Reading Thomas Bernhard’s memoir Gathering Evidence, the following reflections on Salzburg resonate within me because they capture the feeling of how a place acts on you as much as you act on it, if not more:
And it is here that I am at home, here on this lethal soil from which I sprang. In this city and its surroundings I am more at home than others; and whenever I walk through the city today, imagining that it has nothing to do with me because I wish to have nothing to do with it, the fact remains that everything about me, everything within me, derives from this city. I am bound to it by a terrible, indissoluble bond. My whole being has its origin in this city and this landscape. Do what I will, think what I will, I become more and more conscious of this fact, and one day this consciousness will grow so intense that it will destroy me. Everything within me is at the mercy of this city of my origin.

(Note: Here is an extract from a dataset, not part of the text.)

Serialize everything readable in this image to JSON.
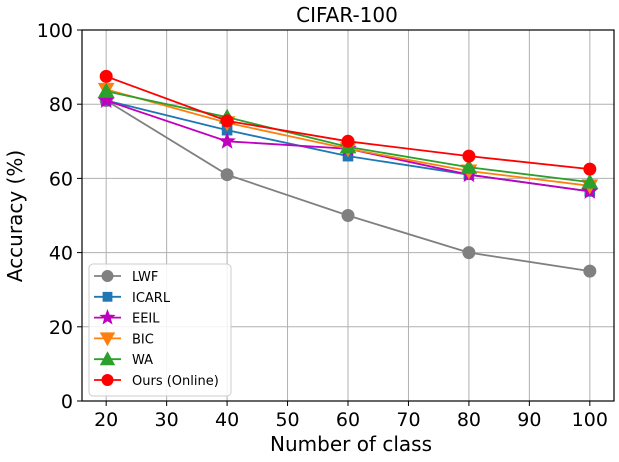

There can be violence or love in how we’re held by a place. I can easily get teary-eyed for New York just thinking about what it might be like to leave it. I keep returning to a nostalgia that hasn’t even come to pass because I know what I find there. And what I find there are subtle notes of sweetness.
In last week’s newsletter, I wrote a bit about an interview with the poet Alice Oswald in The Paris Review, no. 254. There was something else Alice said that caught my attention, that propelled the energy behind this post:
There was a woman called Miss Waters, who lived up the lane. She’d never been further than the next-door village […] I used to go up the road just to talk to her, and during one of these conversations she broke off because she’d heard a bumblebee go into a foxglove and change the tone of its buzz. She said, “Did you hear that? I love that sound.” I remember thinking, If you don’t move away from a village, that’s the sort of thing you notice. I made a determination at that point that I wanted to be that sort of person.
During the hour we waited to get into the tea house, which is “so New York,” as Gael put it, we searched for a thrift store nearby on Google Maps. When we came upon it, he recognized the shop before I did and said we had been there before, when we were looking for Halloween costumes. Inside, he headed toward one of the racks and held up a blazer.
“Remember?” he said, turning to me, “It’s the one I tried on last time.”
I laughed and replied, “I can’t believe it’s still there.”